Mit welchen Veränderungen sehen sich diese konfrontiert?

Eine der wichtigsten Veränderungen für Marketingabteilungen ist der Umbruch innerhalb der Kommunikationskultur von „One-to-Many“ zu „Many-to-Many“. Während traditionelle Medien wie Rundfunk und Print durch erstere ihr Publikum kontrolliert informieren, müssen Unternehmen im Social Web hinnehmen, dass diese einseitige Interaktion vollkommen entfällt. Nicht mehr nur Unternehmen stehen im Dialog mit dem Kunden, auch Kunden tauschen sich untereinander aus, bewerten oder geben sich gegenseitig Empfehlungen. Dies bedeutet vollkommene und allgegenwärtige Transparenz. Ab diesem Moment kann stets der Fall eintreten, vor dem sich eine Vielzahl von Unternehmen fürchtet: Kontrollverlust. Die Angst besteht darin, die Macht über die Marke oder das Produkt zu verlieren und sich einem negativen Image ausgesetzt zu sehen.
Die durch den technischen Fortschritt hervorgerufene Ubiquität muss aber nicht nur als Hürde gesehen, sondern kann auch als Chance genutzt werden. So wird die interne Organisation innerhalb der Agenturen oder Marketingabteilungen vereinfacht. Die verschiedenen freizugänglichen Programme ermöglichen es, Informationen untereinander auszutauschen und ortsunabhängig via Cloud abzurufen. Auch sogenannte Enterprise 2.0 Tools unterstützen die Interaktion zwischen den Mitarbeitern. Die Rede ist hierbei von sozialen Intranets, die von Agenturen oder Unternehmen genutzt werden können, um das Denken in der Gruppe voranzutreiben. Hierbei wird nicht mittels Nachrichten miteinander kommuniziert, sondern mithilfe von Posts, die mit Hashtags oder Kategorien versehen werden können. Dies wiederum hilft dabei, die Informationen nach Gruppen oder Über- und Unterbegriffen zu sortieren, um auf diese Weise eine Struktur aufzubauen.
Klar ist aber in jedem Fall, das Social Web hat enorme Auswirkungen auf die Organisationsstrukturen von Agenturen und Marketingabteilungen.
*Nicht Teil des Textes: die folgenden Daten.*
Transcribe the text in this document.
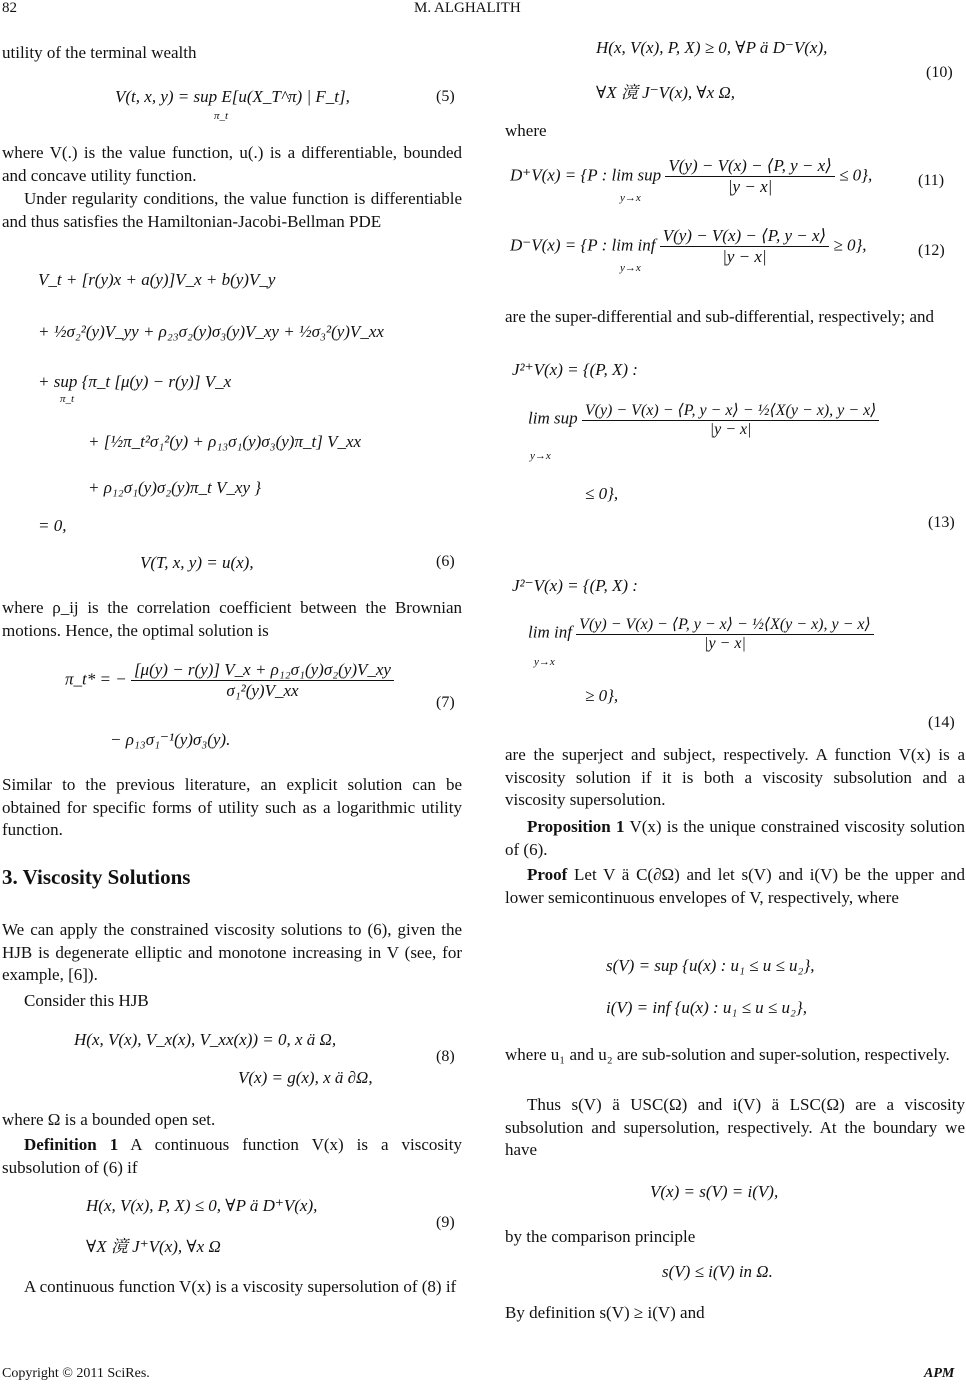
82	M. ALGHALITH
utility of the terminal wealth
V(t, x, y) = sup E[u(X_T^π) | F_t],
π_t
(5)
where V(.) is the value function, u(.) is a differentiable, bounded and concave utility function.
Under regularity conditions, the value function is differentiable and thus satisfies the Hamiltonian-Jacobi-Bellman PDE
V_t + [r(y)x + a(y)]V_x + b(y)V_y
+ ½σ₂²(y)V_yy + ρ₂₃σ₂(y)σ₃(y)V_xy + ½σ₃²(y)V_xx
+ sup {π_t [μ(y) − r(y)] V_x
π_t
+ [½π_t²σ₁²(y) + ρ₁₃σ₁(y)σ₃(y)π_t] V_xx
+ ρ₁₂σ₁(y)σ₂(y)π_t V_xy }
= 0,
V(T, x, y) = u(x),	(6)
where ρ_ij is the correlation coefficient between the Brownian motions. Hence, the optimal solution is
π_t* = − $\frac{\text{[μ(y) − r(y)] V\_x + ρ₁₂σ₁(y)σ₂(y)V\_xy}}{\text{σ₁²(y)V\_xx}}$
− ρ₁₃σ₁⁻¹(y)σ₃(y).
(7)
Similar to the previous literature, an explicit solution can be obtained for specific forms of utility such as a logarithmic utility function.
3. Viscosity Solutions
We can apply the constrained viscosity solutions to (6), given the HJB is degenerate elliptic and monotone increasing in V (see, for example, [6]).
Consider this HJB
H(x, V(x), V_x(x), V_xx(x)) = 0, x ä Ω,
V(x) = g(x), x ä ∂Ω,
(8)
where Ω is a bounded open set.
Definition 1 A continuous function V(x) is a viscosity subsolution of (6) if
H(x, V(x), P, X) ≤ 0, ∀P ä D⁺V(x),
∀X 滰 J⁺V(x), ∀x Ω
(9)
A continuous function V(x) is a viscosity supersolution of (8) if
H(x, V(x), P, X) ≥ 0, ∀P ä D⁻V(x),
∀X 滰 J⁻V(x), ∀x Ω,
(10)
where
D⁺V(x) = {P : lim sup $\frac{V(y) - V(x) - ⟨P, y - x⟩}{|y - x|} \le 0$},
y→x
(11)
D⁻V(x) = {P : lim inf $\frac{V(y) - V(x) - ⟨P, y - x⟩}{|y - x|} \ge 0$},
y→x
(12)
are the super-differential and sub-differential, respectively; and
J²⁺V(x) = {(P, X) :
lim sup $\frac{\text{V(y) − V(x) − ⟨P, y − x⟩ − ½⟨X(y − x), y − x⟩}}{|y - x|}$
y→x
≤ 0},
(13)
J²⁻V(x) = {(P, X) :
lim inf $\frac{\text{V(y) − V(x) − ⟨P, y − x⟩ − ½⟨X(y − x), y − x⟩}}{|y - x|}$
y→x
≥ 0},
(14)
are the superject and subject, respectively. A function V(x) is a viscosity solution if it is both a viscosity subsolution and a viscosity supersolution.
Proposition 1 V(x) is the unique constrained viscosity solution of (6).
Proof Let V ä C(∂Ω) and let s(V) and i(V) be the upper and lower semicontinuous envelopes of V, respectively, where
s(V) = sup {u(x) : u₁ ≤ u ≤ u₂},
i(V) = inf {u(x) : u₁ ≤ u ≤ u₂},
where u₁ and u₂ are sub-solution and super-solution, respectively.
Thus s(V) ä USC(Ω) and i(V) ä LSC(Ω) are a viscosity subsolution and supersolution, respectively. At the boundary we have
V(x) = s(V) = i(V),
by the comparison principle
s(V) ≤ i(V) in Ω.
By definition s(V) ≥ i(V) and
Copyright © 2011 SciRes.	APM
Wie sehen diese Veränderungen in der Organisationsstruktur konkret aus?

Fabienne Sophie Engel: Zunächst zur Unterscheidung zwischen Agenturen und Marketingabteilungen von Unternehmen: Früher galten Agenturen als Gegensatz zu den klassischen Unternehmen, die sich auf Macht, Hierarchien und Strukturen festgelegt haben. Flexibel, jung, kreativ, schnell – all das sollten typische Agentureigenschaften sein. Organisationsstrukturen passten nicht in das Bild einer Agentur. Heute hat sich das aber gewandelt, Unternehmen und Agenturen sind sich ähnlicher geworden, sie stehen oftmals vor den gleichen Herausforderungen. Beide müssen sich organisieren und unter starkem Wettbewerb möglichst effizient arbeiten. Sie müssen anpassungsfähig und stets offen für neue Trends sein.
Die klassische Organisationsstruktur beinhaltet Anweisungen und Kontrollen. Verantwortliche sind klar festgelegt und die Hierarchien sorgen dafür, dass die Organisation effektiv ist. Jedoch gewinnen Netzwerke immer mehr an Bedeutung und in klassischen Netzwerken funktionieren weder Anweisungen noch Kontrolle. Stattdessen liegt der Fokus in Netzwerken auf Eigenmotivation, Initiative und enger Zusammenarbeit.
Netzwerke sind schwer zu steuern und meist locker strukturiert. Statt Mitarbeitern gibt es in Netzwerken Mitglieder, die man erst einmal für sich gewinnen muss. Hierbei gilt es, ihre Interessen zu wecken und sie selbstständig arbeiten zu lassen.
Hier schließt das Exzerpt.